Shoreline holds secrets of region's distant past

Jack France’s store, Pool Side, in the Chesapeake Commons Center in Kilmarnock, is more than a store. Oh sure, it’s got every kind of spa and accessory you could want, but one shelf in his lighted display case makes his store part museum too.

A four and a half inch shark's tooth Jack France found buried in a Potomac beach.

In a bed of sand and neatly arranged is collection of what appears to be rocks and drift wood. But a closer look helps tell the history of the Northern Neck.

“When I was growing up we had a farm along the Rappahannock River. In the winter, when we would have really low tides, we would go out and dig for artifact,” Jack explained.

Jack said his family unearthed all kinds of treasures, mostly arrowheads and clay pipes from the Indian tribes that inhabited the area long ago. He got hooked as a youngster and it remains a hobby today. A resident of Westmoreland County’s Stratford Harbor, Jack now roams the Potomac beach below Westmoreland Park’s towering cliffs. On a recent weekend he found what he believes to be a whale vertebrae.

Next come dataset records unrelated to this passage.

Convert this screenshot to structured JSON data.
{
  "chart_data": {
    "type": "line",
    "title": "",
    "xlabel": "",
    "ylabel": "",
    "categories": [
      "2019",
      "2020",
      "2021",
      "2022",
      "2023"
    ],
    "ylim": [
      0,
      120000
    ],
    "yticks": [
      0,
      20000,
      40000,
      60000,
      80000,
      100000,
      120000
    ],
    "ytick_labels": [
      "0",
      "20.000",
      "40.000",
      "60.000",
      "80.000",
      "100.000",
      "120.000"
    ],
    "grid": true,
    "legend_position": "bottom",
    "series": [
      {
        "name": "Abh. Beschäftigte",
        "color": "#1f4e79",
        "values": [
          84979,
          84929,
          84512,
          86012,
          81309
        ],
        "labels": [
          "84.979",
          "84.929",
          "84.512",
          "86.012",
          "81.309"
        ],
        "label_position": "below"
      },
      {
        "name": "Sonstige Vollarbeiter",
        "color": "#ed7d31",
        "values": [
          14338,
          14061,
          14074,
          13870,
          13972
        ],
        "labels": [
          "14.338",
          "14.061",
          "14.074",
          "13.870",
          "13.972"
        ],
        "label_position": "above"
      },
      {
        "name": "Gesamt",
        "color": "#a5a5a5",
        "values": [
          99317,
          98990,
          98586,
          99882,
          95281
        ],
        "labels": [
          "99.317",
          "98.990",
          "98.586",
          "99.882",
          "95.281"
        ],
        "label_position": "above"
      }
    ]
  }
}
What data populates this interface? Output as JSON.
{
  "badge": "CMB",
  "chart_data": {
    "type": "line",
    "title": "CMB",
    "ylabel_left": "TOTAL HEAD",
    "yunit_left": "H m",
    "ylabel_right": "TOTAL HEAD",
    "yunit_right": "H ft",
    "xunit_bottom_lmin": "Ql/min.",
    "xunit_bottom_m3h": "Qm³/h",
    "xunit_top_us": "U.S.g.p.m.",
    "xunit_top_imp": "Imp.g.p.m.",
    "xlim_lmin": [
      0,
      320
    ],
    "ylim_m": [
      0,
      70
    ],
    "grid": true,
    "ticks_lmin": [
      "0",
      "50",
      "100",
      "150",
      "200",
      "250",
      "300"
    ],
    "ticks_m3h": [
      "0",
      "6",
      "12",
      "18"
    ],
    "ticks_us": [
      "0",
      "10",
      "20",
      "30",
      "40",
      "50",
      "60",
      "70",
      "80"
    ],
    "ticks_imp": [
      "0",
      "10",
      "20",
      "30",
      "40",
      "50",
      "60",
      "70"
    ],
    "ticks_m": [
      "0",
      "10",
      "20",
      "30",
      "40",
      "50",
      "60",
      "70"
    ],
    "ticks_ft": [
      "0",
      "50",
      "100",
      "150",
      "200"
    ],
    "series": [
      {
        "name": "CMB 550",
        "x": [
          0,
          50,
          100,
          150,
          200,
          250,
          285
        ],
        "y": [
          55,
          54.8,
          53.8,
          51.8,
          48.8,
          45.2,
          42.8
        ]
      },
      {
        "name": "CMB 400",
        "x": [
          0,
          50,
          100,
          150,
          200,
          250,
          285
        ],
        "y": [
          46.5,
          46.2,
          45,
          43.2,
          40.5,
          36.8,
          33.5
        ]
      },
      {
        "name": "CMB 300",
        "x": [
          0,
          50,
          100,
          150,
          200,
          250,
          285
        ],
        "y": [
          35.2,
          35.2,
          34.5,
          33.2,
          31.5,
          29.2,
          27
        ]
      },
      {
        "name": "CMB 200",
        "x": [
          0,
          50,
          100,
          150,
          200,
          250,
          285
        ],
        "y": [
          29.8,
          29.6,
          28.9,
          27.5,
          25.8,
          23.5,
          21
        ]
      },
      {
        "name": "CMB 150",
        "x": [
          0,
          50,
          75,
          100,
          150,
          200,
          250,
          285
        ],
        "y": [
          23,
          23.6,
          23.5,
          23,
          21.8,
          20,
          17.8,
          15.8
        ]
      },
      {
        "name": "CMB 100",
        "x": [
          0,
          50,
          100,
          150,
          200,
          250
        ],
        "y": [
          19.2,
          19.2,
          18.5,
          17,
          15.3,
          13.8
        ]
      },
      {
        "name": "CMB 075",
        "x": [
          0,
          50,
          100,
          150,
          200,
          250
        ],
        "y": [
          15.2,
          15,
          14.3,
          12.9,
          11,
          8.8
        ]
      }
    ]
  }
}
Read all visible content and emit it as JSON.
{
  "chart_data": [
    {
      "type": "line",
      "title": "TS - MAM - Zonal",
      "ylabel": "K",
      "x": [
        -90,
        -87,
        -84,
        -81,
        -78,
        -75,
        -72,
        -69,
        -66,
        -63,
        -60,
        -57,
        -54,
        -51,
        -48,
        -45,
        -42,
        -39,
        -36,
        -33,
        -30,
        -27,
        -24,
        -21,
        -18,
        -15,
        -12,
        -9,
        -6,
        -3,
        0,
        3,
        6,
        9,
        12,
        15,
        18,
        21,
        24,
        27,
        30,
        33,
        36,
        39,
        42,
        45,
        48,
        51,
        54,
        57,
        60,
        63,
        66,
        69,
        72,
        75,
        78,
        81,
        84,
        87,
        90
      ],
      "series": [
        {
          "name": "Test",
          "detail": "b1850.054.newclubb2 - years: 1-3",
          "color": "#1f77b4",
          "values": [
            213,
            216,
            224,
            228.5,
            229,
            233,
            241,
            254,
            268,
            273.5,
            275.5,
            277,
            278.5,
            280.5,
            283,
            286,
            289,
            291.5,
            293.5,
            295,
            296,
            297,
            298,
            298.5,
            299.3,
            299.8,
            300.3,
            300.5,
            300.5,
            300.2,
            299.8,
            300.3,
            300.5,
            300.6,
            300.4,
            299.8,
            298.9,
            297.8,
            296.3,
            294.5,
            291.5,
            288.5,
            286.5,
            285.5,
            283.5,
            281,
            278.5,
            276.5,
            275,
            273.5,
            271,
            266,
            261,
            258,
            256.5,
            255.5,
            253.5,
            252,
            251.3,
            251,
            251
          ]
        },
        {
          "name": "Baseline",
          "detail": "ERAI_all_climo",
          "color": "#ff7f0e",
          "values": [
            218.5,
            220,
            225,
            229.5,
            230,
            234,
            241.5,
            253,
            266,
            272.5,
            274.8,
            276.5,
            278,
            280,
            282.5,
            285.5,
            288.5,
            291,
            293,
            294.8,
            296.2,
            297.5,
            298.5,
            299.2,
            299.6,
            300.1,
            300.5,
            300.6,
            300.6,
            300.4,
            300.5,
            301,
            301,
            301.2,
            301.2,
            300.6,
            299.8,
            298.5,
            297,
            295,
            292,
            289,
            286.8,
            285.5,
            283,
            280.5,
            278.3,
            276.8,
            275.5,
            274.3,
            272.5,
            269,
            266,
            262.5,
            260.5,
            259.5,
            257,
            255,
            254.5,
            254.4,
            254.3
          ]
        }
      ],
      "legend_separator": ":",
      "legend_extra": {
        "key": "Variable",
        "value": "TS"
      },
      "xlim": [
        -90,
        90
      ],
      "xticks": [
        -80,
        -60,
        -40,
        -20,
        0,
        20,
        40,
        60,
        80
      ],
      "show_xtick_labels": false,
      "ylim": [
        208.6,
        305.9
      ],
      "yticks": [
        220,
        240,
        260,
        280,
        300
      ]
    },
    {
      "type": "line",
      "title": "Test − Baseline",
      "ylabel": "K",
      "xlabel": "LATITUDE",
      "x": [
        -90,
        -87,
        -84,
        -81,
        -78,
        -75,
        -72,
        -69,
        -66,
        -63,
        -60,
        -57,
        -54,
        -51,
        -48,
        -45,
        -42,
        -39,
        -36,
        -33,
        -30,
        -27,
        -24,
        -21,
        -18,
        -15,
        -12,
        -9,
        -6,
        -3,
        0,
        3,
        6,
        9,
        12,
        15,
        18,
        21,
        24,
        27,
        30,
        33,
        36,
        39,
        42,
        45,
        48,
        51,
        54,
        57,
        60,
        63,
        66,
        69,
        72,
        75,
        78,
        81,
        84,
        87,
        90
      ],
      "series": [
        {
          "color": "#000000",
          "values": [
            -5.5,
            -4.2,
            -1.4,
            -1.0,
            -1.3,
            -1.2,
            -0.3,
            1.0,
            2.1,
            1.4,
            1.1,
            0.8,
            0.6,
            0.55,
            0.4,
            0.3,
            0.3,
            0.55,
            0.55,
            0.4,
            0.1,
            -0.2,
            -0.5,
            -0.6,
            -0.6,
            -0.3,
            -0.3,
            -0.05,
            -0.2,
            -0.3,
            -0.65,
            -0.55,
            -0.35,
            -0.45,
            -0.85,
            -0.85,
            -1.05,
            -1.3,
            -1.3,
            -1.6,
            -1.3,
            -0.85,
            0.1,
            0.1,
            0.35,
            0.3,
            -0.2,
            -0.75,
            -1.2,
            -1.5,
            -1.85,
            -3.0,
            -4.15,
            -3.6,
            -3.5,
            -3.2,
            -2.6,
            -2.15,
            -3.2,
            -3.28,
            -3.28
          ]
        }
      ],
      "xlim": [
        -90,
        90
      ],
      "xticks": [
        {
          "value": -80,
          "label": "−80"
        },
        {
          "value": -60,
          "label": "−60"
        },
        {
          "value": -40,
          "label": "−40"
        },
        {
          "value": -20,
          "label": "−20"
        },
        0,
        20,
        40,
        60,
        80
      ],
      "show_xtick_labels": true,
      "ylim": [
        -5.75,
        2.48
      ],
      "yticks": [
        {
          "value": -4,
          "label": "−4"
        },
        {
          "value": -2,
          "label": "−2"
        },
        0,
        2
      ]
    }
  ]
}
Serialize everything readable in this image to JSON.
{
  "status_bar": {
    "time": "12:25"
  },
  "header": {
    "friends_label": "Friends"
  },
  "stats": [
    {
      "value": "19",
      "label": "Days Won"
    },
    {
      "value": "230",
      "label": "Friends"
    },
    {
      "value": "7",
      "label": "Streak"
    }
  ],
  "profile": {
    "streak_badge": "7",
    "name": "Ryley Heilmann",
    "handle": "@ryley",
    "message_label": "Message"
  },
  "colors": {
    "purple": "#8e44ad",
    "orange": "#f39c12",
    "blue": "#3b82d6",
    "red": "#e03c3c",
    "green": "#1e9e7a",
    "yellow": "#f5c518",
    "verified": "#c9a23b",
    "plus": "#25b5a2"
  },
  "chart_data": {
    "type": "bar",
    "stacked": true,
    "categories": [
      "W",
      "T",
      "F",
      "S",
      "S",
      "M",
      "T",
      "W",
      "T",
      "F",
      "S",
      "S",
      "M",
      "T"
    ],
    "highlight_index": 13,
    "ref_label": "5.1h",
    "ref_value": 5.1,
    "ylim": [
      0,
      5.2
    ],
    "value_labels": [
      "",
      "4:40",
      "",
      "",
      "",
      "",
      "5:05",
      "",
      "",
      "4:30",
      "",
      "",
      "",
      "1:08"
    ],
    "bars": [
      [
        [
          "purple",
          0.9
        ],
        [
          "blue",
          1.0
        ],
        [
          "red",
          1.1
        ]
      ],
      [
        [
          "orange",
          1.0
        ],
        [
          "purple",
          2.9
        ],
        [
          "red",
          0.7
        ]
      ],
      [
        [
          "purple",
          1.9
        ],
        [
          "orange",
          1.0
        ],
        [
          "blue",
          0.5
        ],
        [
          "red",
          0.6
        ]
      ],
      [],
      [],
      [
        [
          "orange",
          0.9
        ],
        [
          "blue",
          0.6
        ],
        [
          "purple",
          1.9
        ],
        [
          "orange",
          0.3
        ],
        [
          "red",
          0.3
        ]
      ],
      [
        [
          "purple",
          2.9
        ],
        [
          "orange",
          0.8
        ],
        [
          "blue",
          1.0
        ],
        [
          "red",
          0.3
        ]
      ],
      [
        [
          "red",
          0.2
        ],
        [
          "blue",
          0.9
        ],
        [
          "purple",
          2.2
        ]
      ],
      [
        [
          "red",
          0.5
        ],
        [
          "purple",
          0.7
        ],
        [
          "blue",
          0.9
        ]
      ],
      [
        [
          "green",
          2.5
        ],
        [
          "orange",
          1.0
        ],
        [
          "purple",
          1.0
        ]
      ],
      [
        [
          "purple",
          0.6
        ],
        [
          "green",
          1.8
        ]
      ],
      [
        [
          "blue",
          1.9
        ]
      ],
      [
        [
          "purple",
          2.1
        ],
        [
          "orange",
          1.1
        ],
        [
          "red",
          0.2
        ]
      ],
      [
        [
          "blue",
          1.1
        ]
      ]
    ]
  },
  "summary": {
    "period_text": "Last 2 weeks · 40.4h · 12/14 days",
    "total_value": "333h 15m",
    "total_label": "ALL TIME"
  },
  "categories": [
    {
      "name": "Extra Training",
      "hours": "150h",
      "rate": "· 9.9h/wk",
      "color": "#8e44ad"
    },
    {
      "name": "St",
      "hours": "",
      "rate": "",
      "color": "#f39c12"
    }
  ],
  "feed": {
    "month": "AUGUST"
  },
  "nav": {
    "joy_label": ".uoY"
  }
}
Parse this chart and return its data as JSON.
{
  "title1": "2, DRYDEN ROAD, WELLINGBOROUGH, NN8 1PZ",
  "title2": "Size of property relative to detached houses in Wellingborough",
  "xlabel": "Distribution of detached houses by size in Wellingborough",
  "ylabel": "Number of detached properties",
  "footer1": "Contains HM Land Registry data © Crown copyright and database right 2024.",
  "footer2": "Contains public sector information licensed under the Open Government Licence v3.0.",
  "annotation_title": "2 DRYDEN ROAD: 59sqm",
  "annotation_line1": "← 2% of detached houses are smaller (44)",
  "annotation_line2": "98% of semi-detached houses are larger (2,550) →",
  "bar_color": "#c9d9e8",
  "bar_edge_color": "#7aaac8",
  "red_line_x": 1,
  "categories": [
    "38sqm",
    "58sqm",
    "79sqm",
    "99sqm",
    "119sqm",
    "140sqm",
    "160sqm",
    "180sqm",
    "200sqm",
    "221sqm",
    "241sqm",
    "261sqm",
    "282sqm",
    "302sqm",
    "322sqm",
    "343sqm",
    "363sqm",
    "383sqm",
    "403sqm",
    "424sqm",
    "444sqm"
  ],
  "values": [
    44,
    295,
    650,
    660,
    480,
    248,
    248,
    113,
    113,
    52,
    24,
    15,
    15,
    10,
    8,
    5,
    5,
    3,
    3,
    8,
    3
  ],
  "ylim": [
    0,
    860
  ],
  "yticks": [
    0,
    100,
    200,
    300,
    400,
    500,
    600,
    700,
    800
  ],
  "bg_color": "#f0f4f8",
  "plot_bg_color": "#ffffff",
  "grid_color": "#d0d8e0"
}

“If you look up at the cliffs, you can see several different layers of fossils. All kinds of creatures lived in this area thousands of years ago and their fossils can be found in those layers, which are probably the result of some cataclysmic event,” he said.

Among the items Jack has collected along the Northern Neck’s rivers over the years is a prehistoric shark’s tooth, which he calls “my jewel.” The petrified tooth measures four and three-quarters inches in length.

“You can just imagine the size of the animal that came out of,” he said.

His treasures also include an old English brick, dating from colonial times. Thinner and wider than modern bricks, Jack says thousands of them were brought up the Potomac in ships to build some of the early plantation homes in Virginia and Maryland.

Jack says amateur archeologists abound in the Northern Neck, and he always enjoys it when they drop by his store to swap stories and talk about recent finds. If you’d like to check out his collection, Jack says you’re welcome any time. Pool Side is open Monday, Thursday and Friday from 10 p.m. until 6 p.m. and Saturday from 9 a.m. until 2 p.m.